Since packaged apps are still in their young days there aren't a million options for text editors, but there are already a few. The best of which is probably Google's own Text (of which I'm an inactive contributor). It's not great, but it's just fine for the earlier stages of things.

However, you run into trouble when you start thinking about workflow. This is the area that Chrome needs to round out with better APIs. Let's say you are starting a new project on your Chromebook, where do you store it? Well, on many Chromebooks there is little hard drive space so having a lot of development projects on it might be a bad idea (my Chromebook considers it's entire hard drive to be a "Downloads" folder, indicating that it is intended for temporary storage only). The alternative is to use Google Drive, which is probably the best option for now. You can even mark files as available offline in Drive and not have to worry about losing an internet connection.

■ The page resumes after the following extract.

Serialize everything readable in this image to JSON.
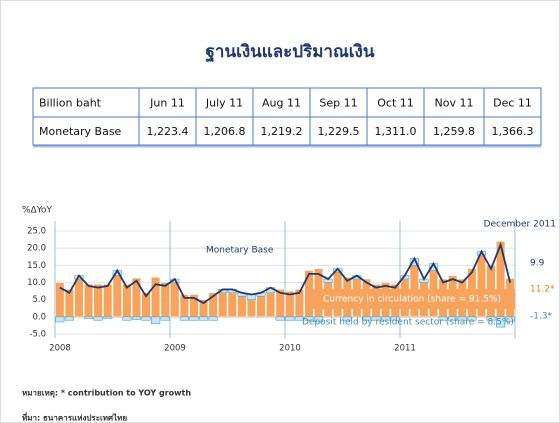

This is still not quite ideal, though. Drive is limited, you have to manage how much stuff you keep there. And perhaps your work uses Dropbox. There is no way to use Dropbox (besides the web app) on a Chromebook. This is why I've long wanted an API for filesystems, so that WebDAV or Dropbox or whatever can live right beside Google Drive in the File Manager and file picker menus. Luckily there has been some movement on this issue lately with some Googlers discussing the idea. It's not evidence that it will be coming soon, it's just a positive sign that they are thinking about the same things.

Even if you are able to develop locally how do you share that code? How do you use source control? This is one area where things look positive. The developer Tim Caswell has been working on js-git, a reimplementation of git in JavaScript (including the use of Chrome socket APIs) for the past few months. Although still in early stages I can see this project becoming very usable in the near term.

Suddenly the workflow starts to look a bit nicer. Imagine have a Git web-app (powered by js-git) that manages a git repo, then doing developing with Text or another editor, then going back to the git app to commit and push. What would be even better is if a git repo could become a "filesystem" that sits in the filepicker. That way it could be always connected (perhaps a save operation prompted a commit) and therefore always up to date in the cloud.

This just leaves out one area of a developer's workflow; testing. If you're developing for the browser you're in luck ;) There's a nice one sitting in front of your face. For everyone else... perhaps a Chromebook isn't what you need. Still, it might be possible in the future to compile a small linux environment like busy box down to a JavaScript blob and even install things like Python on it. I'm getting a bit a head of myself, and those things would (likely) never be very fast, but it's something we can see happening. Certainly languages that compile to JavaScript are already flourishing, and most have the ability to compile within a browser, so as long as you are using browser APIs you're set.